AFP - Syrian President Bashar al-Assad welcomed US President Barack Obama's moves towards dialogue and said he would like to see full diplomatic ties resumed, in an interview published Wednesday.
"We have the impression that this administration will be different and we have seen the signals. But we have to wait for the reality and the results," he told the Guardian newspaper.
The president said a visit to Damascus by a high-ranking US congressional delegation this week was "important" and a "good gesture," but said he hoped Washington would send an ambassador to cement these ties.
"An ambassador is important," he said.
Assad said he hoped Washington would act as the "main arbiter" in the Middle East peace process, saying: "There is no substitute for the United States."
But he warned that Syria was a key part of this: "We are a player in the region. If you want to talk about peace, you cannot advance without us."
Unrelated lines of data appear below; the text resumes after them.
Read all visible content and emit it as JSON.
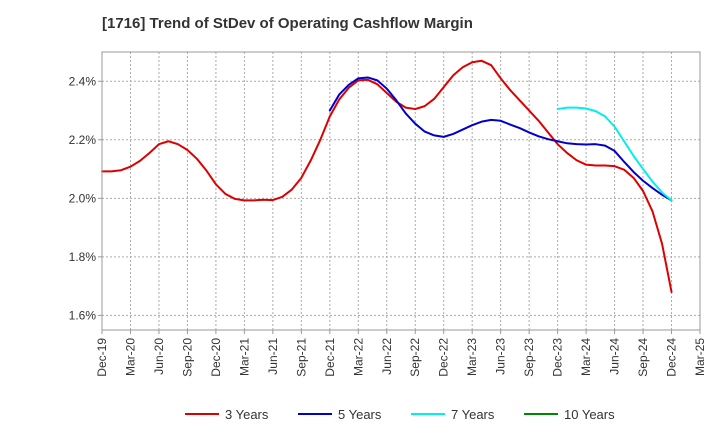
{
  "chart_data": {
    "type": "line",
    "title": "[1716]  Trend of StDev of Operating Cashflow Margin",
    "xlabel": "",
    "ylabel": "",
    "x_ticks": [
      "Dec-19",
      "Mar-20",
      "Jun-20",
      "Sep-20",
      "Dec-20",
      "Mar-21",
      "Jun-21",
      "Sep-21",
      "Dec-21",
      "Mar-22",
      "Jun-22",
      "Sep-22",
      "Dec-22",
      "Mar-23",
      "Jun-23",
      "Sep-23",
      "Dec-23",
      "Mar-24",
      "Jun-24",
      "Sep-24",
      "Dec-24",
      "Mar-25"
    ],
    "ylim": [
      1.55,
      2.5
    ],
    "y_ticks": [
      1.6,
      1.8,
      2.0,
      2.2,
      2.4
    ],
    "y_tick_labels": [
      "1.6%",
      "1.8%",
      "2.0%",
      "2.2%",
      "2.4%"
    ],
    "grid": true,
    "legend_position": "bottom",
    "series": [
      {
        "name": "3 Years",
        "color": "#dd0000",
        "values": [
          [
            0,
            2.092
          ],
          [
            1,
            2.092
          ],
          [
            2,
            2.096
          ],
          [
            3,
            2.108
          ],
          [
            4,
            2.128
          ],
          [
            5,
            2.155
          ],
          [
            6,
            2.185
          ],
          [
            7,
            2.195
          ],
          [
            8,
            2.185
          ],
          [
            9,
            2.165
          ],
          [
            10,
            2.135
          ],
          [
            11,
            2.095
          ],
          [
            12,
            2.048
          ],
          [
            13,
            2.015
          ],
          [
            14,
            1.998
          ],
          [
            15,
            1.993
          ],
          [
            16,
            1.993
          ],
          [
            17,
            1.995
          ],
          [
            18,
            1.994
          ],
          [
            19,
            2.005
          ],
          [
            20,
            2.03
          ],
          [
            21,
            2.07
          ],
          [
            22,
            2.13
          ],
          [
            23,
            2.2
          ],
          [
            24,
            2.28
          ],
          [
            25,
            2.338
          ],
          [
            26,
            2.378
          ],
          [
            27,
            2.403
          ],
          [
            28,
            2.405
          ],
          [
            29,
            2.39
          ],
          [
            30,
            2.36
          ],
          [
            31,
            2.33
          ],
          [
            32,
            2.31
          ],
          [
            33,
            2.305
          ],
          [
            34,
            2.315
          ],
          [
            35,
            2.34
          ],
          [
            36,
            2.38
          ],
          [
            37,
            2.42
          ],
          [
            38,
            2.448
          ],
          [
            39,
            2.465
          ],
          [
            40,
            2.47
          ],
          [
            41,
            2.455
          ],
          [
            42,
            2.41
          ],
          [
            43,
            2.37
          ],
          [
            44,
            2.335
          ],
          [
            45,
            2.3
          ],
          [
            46,
            2.265
          ],
          [
            47,
            2.225
          ],
          [
            48,
            2.185
          ],
          [
            49,
            2.155
          ],
          [
            50,
            2.13
          ],
          [
            51,
            2.115
          ],
          [
            52,
            2.112
          ],
          [
            53,
            2.112
          ],
          [
            54,
            2.11
          ],
          [
            55,
            2.098
          ],
          [
            56,
            2.07
          ],
          [
            57,
            2.025
          ],
          [
            58,
            1.955
          ],
          [
            59,
            1.845
          ],
          [
            60,
            1.68
          ]
        ]
      },
      {
        "name": "5 Years",
        "color": "#0000cc",
        "values": [
          [
            24,
            2.3
          ],
          [
            25,
            2.355
          ],
          [
            26,
            2.388
          ],
          [
            27,
            2.41
          ],
          [
            28,
            2.413
          ],
          [
            29,
            2.403
          ],
          [
            30,
            2.375
          ],
          [
            31,
            2.335
          ],
          [
            32,
            2.29
          ],
          [
            33,
            2.255
          ],
          [
            34,
            2.228
          ],
          [
            35,
            2.215
          ],
          [
            36,
            2.21
          ],
          [
            37,
            2.22
          ],
          [
            38,
            2.235
          ],
          [
            39,
            2.25
          ],
          [
            40,
            2.262
          ],
          [
            41,
            2.268
          ],
          [
            42,
            2.265
          ],
          [
            43,
            2.252
          ],
          [
            44,
            2.24
          ],
          [
            45,
            2.225
          ],
          [
            46,
            2.212
          ],
          [
            47,
            2.202
          ],
          [
            48,
            2.195
          ],
          [
            49,
            2.188
          ],
          [
            50,
            2.185
          ],
          [
            51,
            2.184
          ],
          [
            52,
            2.185
          ],
          [
            53,
            2.18
          ],
          [
            54,
            2.162
          ],
          [
            55,
            2.125
          ],
          [
            56,
            2.09
          ],
          [
            57,
            2.06
          ],
          [
            58,
            2.035
          ],
          [
            59,
            2.012
          ],
          [
            60,
            1.993
          ]
        ]
      },
      {
        "name": "7 Years",
        "color": "#00eeee",
        "values": [
          [
            48,
            2.305
          ],
          [
            49,
            2.31
          ],
          [
            50,
            2.31
          ],
          [
            51,
            2.307
          ],
          [
            52,
            2.298
          ],
          [
            53,
            2.28
          ],
          [
            54,
            2.245
          ],
          [
            55,
            2.195
          ],
          [
            56,
            2.145
          ],
          [
            57,
            2.1
          ],
          [
            58,
            2.057
          ],
          [
            59,
            2.02
          ],
          [
            60,
            1.993
          ]
        ]
      },
      {
        "name": "10 Years",
        "color": "#008800",
        "values": []
      }
    ]
  }
}
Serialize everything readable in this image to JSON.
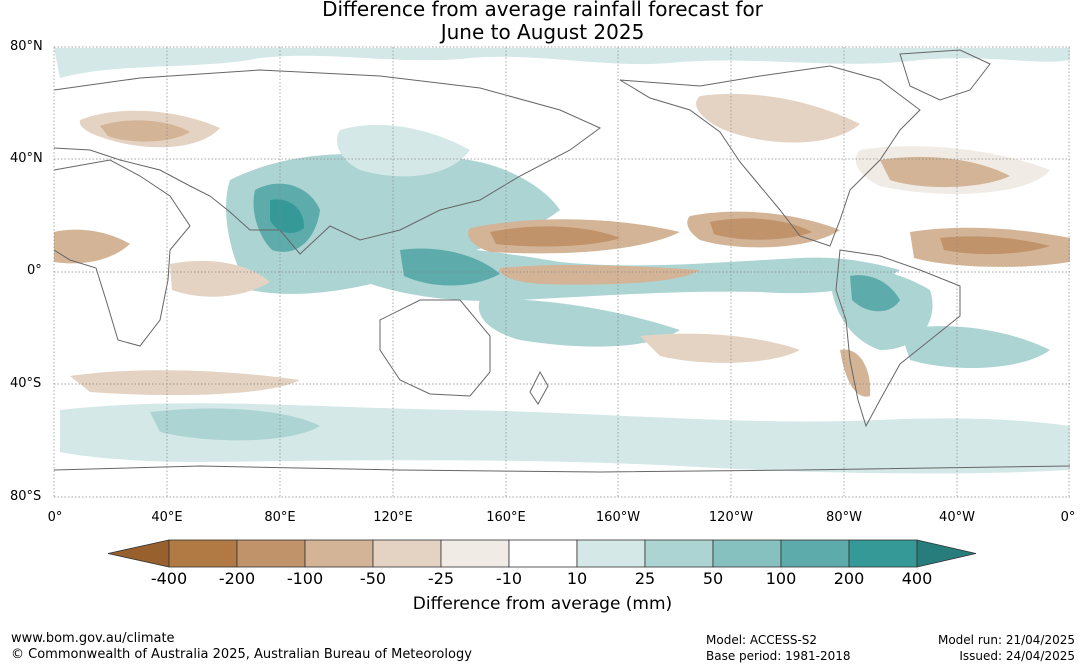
{
  "title_line1": "Difference from average rainfall forecast for",
  "title_line2": "June to August 2025",
  "lat_labels": [
    "80°N",
    "40°N",
    "0°",
    "40°S",
    "80°S"
  ],
  "lon_labels": [
    "0°",
    "40°E",
    "80°E",
    "120°E",
    "160°E",
    "160°W",
    "120°W",
    "80°W",
    "40°W",
    "0°"
  ],
  "colorbar": {
    "labels": [
      "-400",
      "-200",
      "-100",
      "-50",
      "-25",
      "-10",
      "10",
      "25",
      "50",
      "100",
      "200",
      "400"
    ],
    "colors": [
      "#97602c",
      "#b17a44",
      "#c0936a",
      "#d3b496",
      "#e4d3c3",
      "#f1ebe6",
      "#ffffff",
      "#d4e8e7",
      "#acd4d3",
      "#86c0bf",
      "#5dacab",
      "#359997",
      "#277d7b"
    ],
    "title": "Difference from average (mm)"
  },
  "colors": {
    "wet_light": "#d4e8e7",
    "wet_mid": "#acd4d3",
    "wet_strong": "#5dacab",
    "dry_light": "#e4d3c3",
    "dry_mid": "#c0936a",
    "dry_strong": "#b17a44",
    "coast": "#666666"
  },
  "footer": {
    "url": "www.bom.gov.au/climate",
    "copyright": "© Commonwealth of Australia 2025, Australian Bureau of Meteorology",
    "model": "Model: ACCESS-S2",
    "base_period": "Base period: 1981-2018",
    "model_run": "Model run: 21/04/2025",
    "issued": "Issued: 24/04/2025"
  }
}
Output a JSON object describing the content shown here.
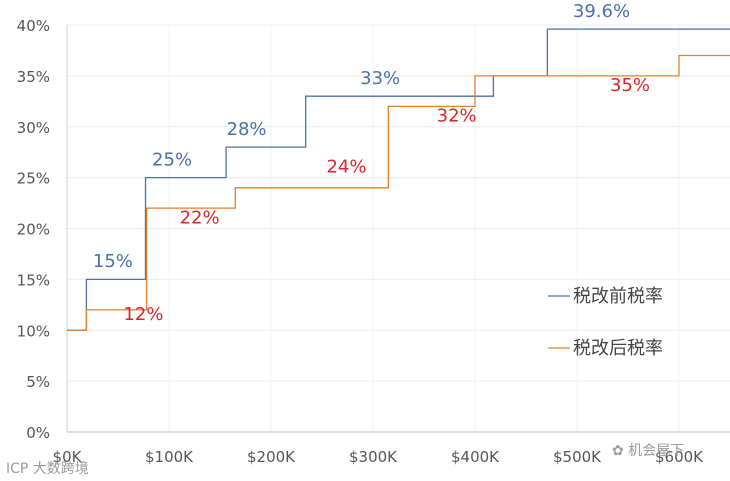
{
  "chart_data": {
    "type": "line",
    "step": true,
    "title": "",
    "xlabel": "",
    "ylabel": "",
    "xlim": [
      0,
      650000
    ],
    "ylim": [
      0,
      40
    ],
    "x_ticks": [
      "$0K",
      "$100K",
      "$200K",
      "$300K",
      "$400K",
      "$500K",
      "$600K"
    ],
    "x_tick_values": [
      0,
      100000,
      200000,
      300000,
      400000,
      500000,
      600000
    ],
    "y_ticks": [
      "0%",
      "5%",
      "10%",
      "15%",
      "20%",
      "25%",
      "30%",
      "35%",
      "40%"
    ],
    "y_tick_values": [
      0,
      5,
      10,
      15,
      20,
      25,
      30,
      35,
      40
    ],
    "grid": true,
    "legend_position": "right",
    "series": [
      {
        "name": "税改前税率",
        "color": "#4a72a8",
        "x": [
          19000,
          77000,
          156000,
          234000,
          418000,
          471000,
          650000
        ],
        "y": [
          15,
          25,
          28,
          33,
          35,
          39.6,
          39.6
        ],
        "x_start": 19000,
        "y_start": 10
      },
      {
        "name": "税改后税率",
        "color": "#e0812e",
        "x": [
          19000,
          78000,
          165000,
          315000,
          400000,
          600000,
          650000
        ],
        "y": [
          12,
          22,
          24,
          32,
          35,
          37,
          37
        ],
        "x_start": 0,
        "y_start": 10
      }
    ],
    "annotations": [
      {
        "text": "15%",
        "series": 0,
        "x": 45000,
        "y": 16.2
      },
      {
        "text": "25%",
        "series": 0,
        "x": 103000,
        "y": 26.2
      },
      {
        "text": "28%",
        "series": 0,
        "x": 176000,
        "y": 29.2
      },
      {
        "text": "33%",
        "series": 0,
        "x": 307000,
        "y": 34.2
      },
      {
        "text": "39.6%",
        "series": 0,
        "x": 524000,
        "y": 40.8
      },
      {
        "text": "12%",
        "series": 1,
        "x": 75000,
        "y": 11
      },
      {
        "text": "22%",
        "series": 1,
        "x": 130000,
        "y": 20.5
      },
      {
        "text": "24%",
        "series": 1,
        "x": 274000,
        "y": 25.5
      },
      {
        "text": "32%",
        "series": 1,
        "x": 382000,
        "y": 30.5
      },
      {
        "text": "35%",
        "series": 1,
        "x": 552000,
        "y": 33.5
      }
    ]
  },
  "watermark": {
    "left_text": "ICP 大数跨境",
    "right_text": "机会屋下"
  }
}
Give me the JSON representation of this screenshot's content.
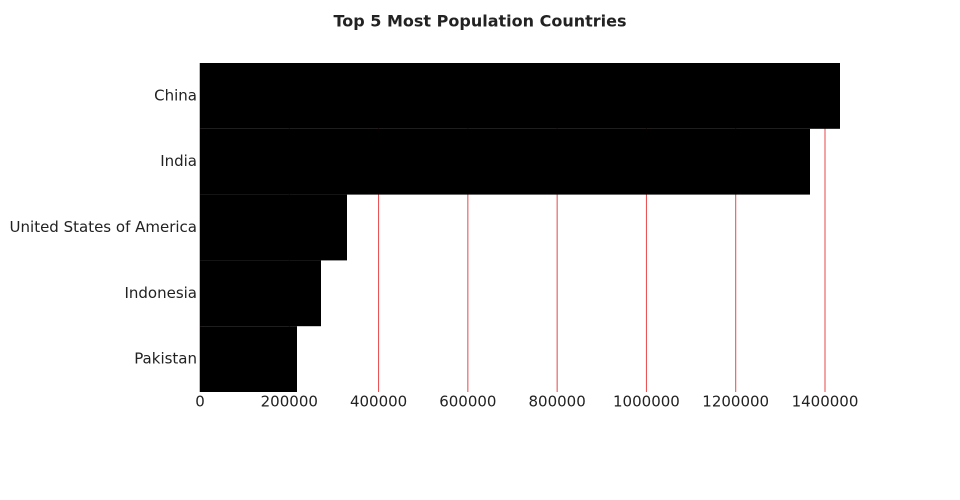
{
  "chart_data": {
    "type": "bar",
    "orientation": "horizontal",
    "title": "Top 5 Most Population Countries",
    "categories": [
      "China",
      "India",
      "United States of America",
      "Indonesia",
      "Pakistan"
    ],
    "values": [
      1433600,
      1366400,
      329280,
      271040,
      217280
    ],
    "color": "#000000",
    "grid": true,
    "grid_color": "#e8474a",
    "xlim": [
      0,
      1478400
    ],
    "xticks": [
      0,
      200000,
      400000,
      600000,
      800000,
      1000000,
      1200000,
      1400000
    ]
  }
}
Referring to Obama's call for countries to "unclench their fists," he said: "We never clenched our fist. We still talked about peace even during the Israeli aggression in Gaza."
Assad returned to the international fold last year with a visit to Paris, and since then, relations with the international community have thawed, most notably with the United States since Obama's inauguration in January.
At the same time, Washington has stressed its support for the probe into the assassination of former Lebanese premier Rafiq Hariri, which has been widely blamed on the Syrian regime despite its denial of any involvement.
The United States also accuses Damascus of supporting "terrorist" groups such as Hezbollah and Hamas, of destabilising Lebanon and of allowing armed fighters to transit its territory to fight US-led forces in Iraq.